Laying foundations for growth

| Anthony Wallace

People sitting in chairs looking at a stage

None of the Above (NOTA), the University of Wisconsin-Eau Claire’s completely student-run art, literature, and music publication entered its 53rd year of existence in 2022. The product of collaboration and creativity from students across disciplines, NOTA showcases self-expression and affirms the value of togetherness by publishing student work biannually. Like other student organizations, NOTA experienced hardships during the COVID-19 pandemic. Amid life-altering circumstances, NOTA managed to maintain the organization’s spirit and provided a platform for students to share and unite amidst common struggles.

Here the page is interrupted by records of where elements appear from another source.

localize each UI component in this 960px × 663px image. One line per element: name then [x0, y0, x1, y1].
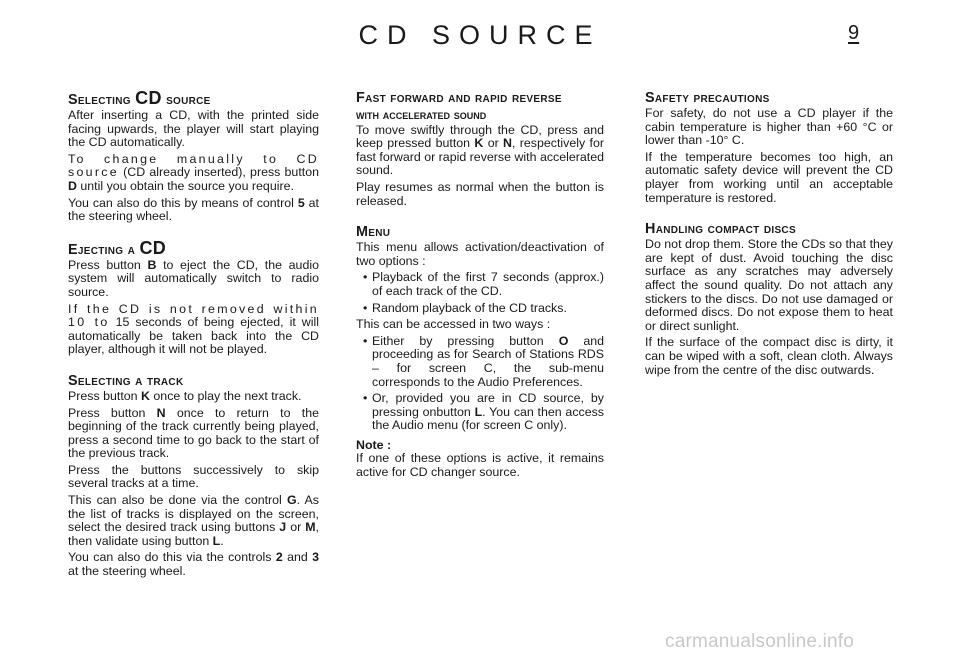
paragraph: Press button B to eject the CD, the audio system will automatically switch to radio source.: [68, 257, 319, 299]
heading-safety-precautions: Safety precautions: [645, 90, 770, 106]
paragraph: This can be accessed in two ways :: [356, 317, 551, 332]
paragraph: This menu allows activation/deactivation of two options :: [356, 240, 604, 268]
paragraph: If the CD is not removed within 10 to 15 seconds of being ejected, it will automatically be taken back into the CD player, although it will not be played.: [68, 301, 320, 357]
paragraph: This can also be done via the control G. As the list of tracks is displayed on the screen, select the desired track using buttons J or M, then validate using button L.: [68, 493, 319, 548]
column-left: [68, 90, 319, 582]
column-right: [645, 90, 893, 380]
page-number: 9: [848, 22, 860, 44]
paragraph: To move swiftly through the CD, press and keep pressed button K or N, respectively for fast forward or rapid reverse with accelerated sound.: [356, 122, 604, 178]
heading-selecting-cd-source: Selecting CD source: [68, 88, 211, 108]
paragraph: You can also do this via the controls 2 and 3 at the steering wheel.: [68, 550, 320, 579]
paragraph: To change manually to CD source (CD already inserted), press button D until you obtain the source you require.: [68, 151, 319, 193]
heading-handling-discs: Handling compact discs: [645, 221, 796, 238]
access-ways-list: [356, 335, 604, 433]
paragraph: Press button N once to return to the beginning of the track currently being played, press a second time to go back to the start of the previous track.: [68, 405, 319, 461]
paragraph: If the surface of the compact disc is dirty, it can be wiped with a soft, clean cloth. Always wipe from the centre of the disc outwards.: [645, 335, 893, 377]
paragraph: If the temperature becomes too high, an automatic safety device will prevent the CD player from working until an acceptable temperature is restored.: [645, 149, 893, 205]
watermark: carmanualsonline.info: [665, 631, 855, 652]
list-item: • Either by pressing button O and proceeding as for Search of Stations RDS – for screen C, the sub-menu corresponds to the Audio Preferences.: [372, 335, 604, 389]
list-item: • Or, provided you are in CD source, by pressing onbutton L. You can then access the Audio menu (for screen C only).: [372, 392, 604, 433]
column-middle: [356, 90, 604, 483]
options-list: [356, 271, 604, 315]
paragraph: Press button K once to play the next track.: [68, 388, 302, 403]
heading-fast-forward: Fast forward and rapid reverse: [356, 90, 562, 106]
paragraph: For safety, do not use a CD player if the cabin temperature is higher than +60 °C or lower than -10° C.: [645, 106, 893, 148]
note-label: Note :: [356, 437, 392, 452]
list-item: • Playback of the first 7 seconds (approx.) of each track of the CD.: [372, 271, 604, 298]
heading-selecting-track: Selecting a track: [68, 372, 184, 389]
heading-menu: Menu: [356, 224, 391, 241]
heading-ejecting-cd: Ejecting a CD: [68, 237, 167, 258]
paragraph: Press the buttons successively to skip several tracks at a time.: [68, 462, 319, 491]
subheading-accelerated-sound: with accelerated sound: [356, 107, 487, 122]
page-title: CD SOURCE: [358, 20, 602, 50]
paragraph: Play resumes as normal when the button is released.: [356, 179, 604, 208]
note-text: If one of these options is active, it remains active for CD changer source.: [356, 451, 604, 480]
paragraph: Do not drop them. Store the CDs so that they are kept of dust. Avoid touching the disc surface as any scratches may adversely affect the sound quality. Do not attach any stickers to the discs. Do not use damaged or deformed discs. Do not expose them to heat or direct sunlight.: [645, 237, 893, 333]
list-item: • Random playback of the CD tracks.: [372, 302, 604, 316]
paragraph: You can also do this by means of control 5 at the steering wheel.: [68, 195, 319, 224]
paragraph: After inserting a CD, with the printed side facing upwards, the player will start playing the CD automatically.: [68, 108, 319, 150]
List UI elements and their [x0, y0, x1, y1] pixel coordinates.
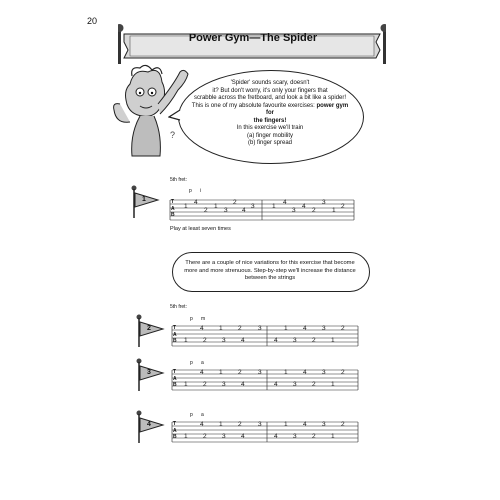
finger-p-2: p	[190, 316, 193, 322]
tab-note: 2	[203, 381, 207, 388]
tab-note: 2	[341, 421, 345, 428]
tab-note: 2	[341, 369, 345, 376]
tab-note: 1	[332, 207, 336, 214]
tab-note: 2	[341, 203, 345, 210]
tab-note: 3	[222, 381, 226, 388]
tab-note: 4	[194, 199, 198, 206]
tab-note: 4	[241, 337, 245, 344]
tab-note: 3	[322, 199, 326, 206]
tab-note: 1	[184, 433, 188, 440]
tab-note: 4	[303, 369, 307, 376]
tab-note: 4	[200, 421, 204, 428]
tab-note: 2	[312, 381, 316, 388]
exercise-flag-1	[128, 185, 168, 219]
tab-note: 1	[184, 381, 188, 388]
tab-note: 4	[302, 203, 306, 210]
tab-clef-2: T A B	[173, 325, 177, 344]
tab-note: 3	[322, 325, 326, 332]
finger-a-3: a	[201, 360, 204, 366]
tab-note: 2	[238, 325, 242, 332]
tab-note: 1	[184, 337, 188, 344]
finger-a-4: a	[201, 412, 204, 418]
tab-note: 3	[293, 337, 297, 344]
tab-note: 1	[272, 203, 276, 210]
tab-note: 2	[238, 369, 242, 376]
tab-note: 4	[274, 381, 278, 388]
svg-text:?: ?	[170, 130, 176, 140]
tab-note: 1	[184, 203, 188, 210]
tab-note: 3	[251, 203, 255, 210]
exercise-flag-4	[133, 410, 173, 444]
tab-note: 2	[203, 433, 207, 440]
tab-staff-3	[170, 368, 360, 392]
tab-note: 1	[284, 325, 288, 332]
speech-bubble-tail	[168, 108, 182, 124]
tab-note: 4	[200, 325, 204, 332]
page-title: Power Gym—The Spider	[188, 32, 318, 44]
exercise-number-1: 1	[142, 196, 146, 203]
tab-note: 1	[331, 381, 335, 388]
exercise-number-2: 2	[147, 325, 151, 332]
tab-note: 4	[241, 381, 245, 388]
finger-p-4: p	[190, 412, 193, 418]
tab-note: 4	[241, 433, 245, 440]
tab-note: 2	[204, 207, 208, 214]
exercise-number-4: 4	[147, 421, 151, 428]
tab-note: 3	[292, 207, 296, 214]
tab-note: 2	[312, 337, 316, 344]
tab-note: 3	[224, 207, 228, 214]
tab-note: 1	[284, 421, 288, 428]
tab-note: 1	[214, 203, 218, 210]
tab-staff-2	[170, 324, 360, 348]
tab-note: 2	[238, 421, 242, 428]
page-number: 20	[87, 16, 98, 26]
tab-clef-3: T A B	[173, 369, 177, 388]
tab-note: 4	[283, 199, 287, 206]
tab-clef-1: T A B	[171, 199, 175, 218]
tab-note: 2	[312, 207, 316, 214]
tab-note: 4	[200, 369, 204, 376]
finger-p-1: p	[189, 188, 192, 194]
speech-text: 'Spider' sounds scary, doesn't it? But don't worry, it's only your fingers that scrabble across the fretboard, and look a bit like a spider! This is one of my absolute favourite exercises: power gym for the fingers! In this exercise we'll train (a) finger mobility (b) finger spread	[191, 80, 349, 146]
tab-note: 4	[274, 337, 278, 344]
tab-note: 4	[303, 325, 307, 332]
finger-m-2: m	[201, 316, 206, 322]
fret-label-1: 5th fret:	[170, 177, 187, 183]
title-banner	[118, 22, 386, 66]
tab-note: 4	[274, 433, 278, 440]
tab-note: 3	[293, 433, 297, 440]
tab-note: 2	[341, 325, 345, 332]
tab-clef-4: T A B	[173, 421, 177, 440]
exercise-number-3: 3	[147, 369, 151, 376]
tab-note: 3	[258, 369, 262, 376]
tab-note: 3	[322, 369, 326, 376]
tab-note: 1	[331, 433, 335, 440]
tab-note: 3	[258, 325, 262, 332]
tab-note: 1	[219, 421, 223, 428]
tab-note: 3	[322, 421, 326, 428]
fret-label-2: 5th fret:	[170, 304, 187, 310]
info-box-text: There are a couple of nice variations for this exercise that become more and more strenuous. Step-by-step we'll increase the distance between the strings	[184, 260, 356, 281]
tab-note: 2	[203, 337, 207, 344]
tab-note: 3	[222, 337, 226, 344]
finger-i-1: i	[200, 188, 202, 194]
tab-note: 4	[303, 421, 307, 428]
exercise-flag-3	[133, 358, 173, 392]
finger-p-3: p	[190, 360, 193, 366]
tab-note: 3	[258, 421, 262, 428]
tab-note: 1	[331, 337, 335, 344]
tab-note: 1	[219, 325, 223, 332]
tab-note: 3	[222, 433, 226, 440]
tab-note: 4	[242, 207, 246, 214]
tab-note: 2	[312, 433, 316, 440]
exercise-flag-2	[133, 314, 173, 348]
tab-note: 2	[233, 199, 237, 206]
exercise-1-caption: Play at least seven times	[170, 226, 231, 232]
tab-note: 1	[219, 369, 223, 376]
tab-note: 3	[293, 381, 297, 388]
tab-note: 1	[284, 369, 288, 376]
tab-staff-4	[170, 420, 360, 444]
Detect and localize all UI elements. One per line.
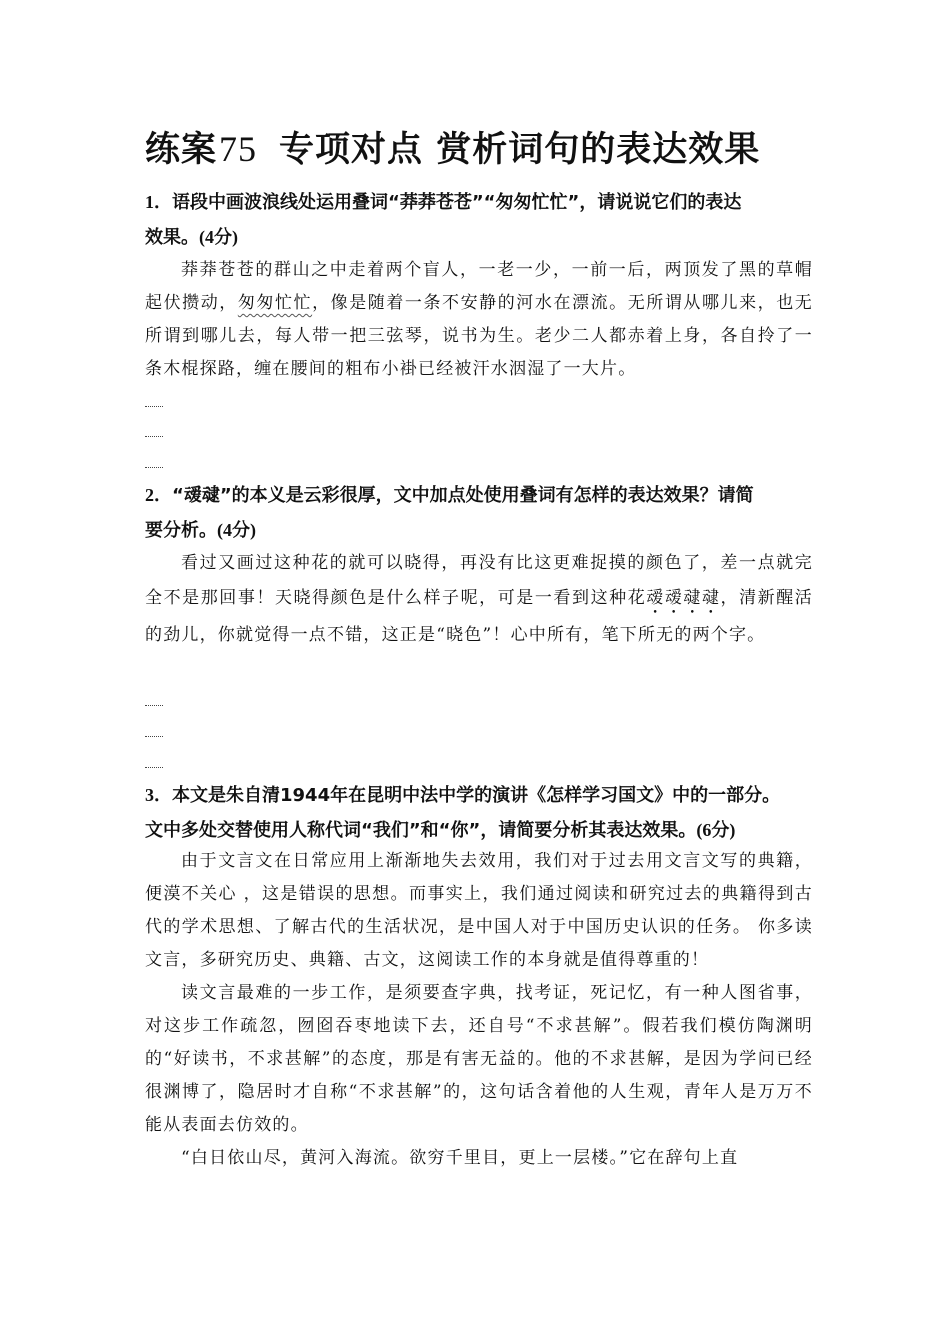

Current NOTA Editor in Chief Elise Eystad started with the organization as a contributor in 2019. Eystad found NOTA through an English Department presentation at the beginning of her first semester at UWEC. She remembers the lively open reads at The Cabin and still feels the excitement of seeing two of her poems published by NOTA. Even to her, however, those memories are distant, jogged every so often by looking at old event posters in the NOTA office.

Eystad worked as an intern during the Spring semester of 2020, the first semester of the pandemic. “We had just finished up our selection process, thankfully, but now we had no way to print the books because a class at UW-Stout had been making the books and all of their students were also sent home.”

Bethany Mennecke, NOTA’s current Art Director, applied to work as a graphic designer that same semester. Her work began as those cherished memories began fading in the midst of NOTA’s new chapter, “When I joined, everything was virtual: Zoom meetings and open reads, virtual books, no print advertising.”

NOTA experienced waning membership and event attendance after the onset of the pandemic. Still, as the finger snaps and The Cabin’s hued lights were lost, NOTA began to serve a new purpose for student voices.

Facing continued health and safety concerns, racial injustice, and political strife, Mennecke found that many artists' submissions were the result of students trying new hobbies and searching for passions amidst change; others commented on the issues facing our university, the nation, and the world at large. Eystad continues to see “that a lot of students are still writing about the pandemic in a background sort of way--it may not take center stage in a lot of the submissions, but it’s the setting to which their story, art, music, or poetry exists.”

Even after being pulled apart by COVID-19, racial injustice, and political division, students found inspiration and togetherness in None of the Above.

In the Fall of 2021, after almost two years of fully virtual events, NOTA returned to The Cabin. While encouraged by the passion of the students returning to, and discovering NOTA for the first time, Elise has her eyes on the future: “My team and I are just trying to lay a foundation for growth this year, but I’m hopeful that the next couple of years will bring new leaders who are excited at the possibility of expanding NOTA once again.”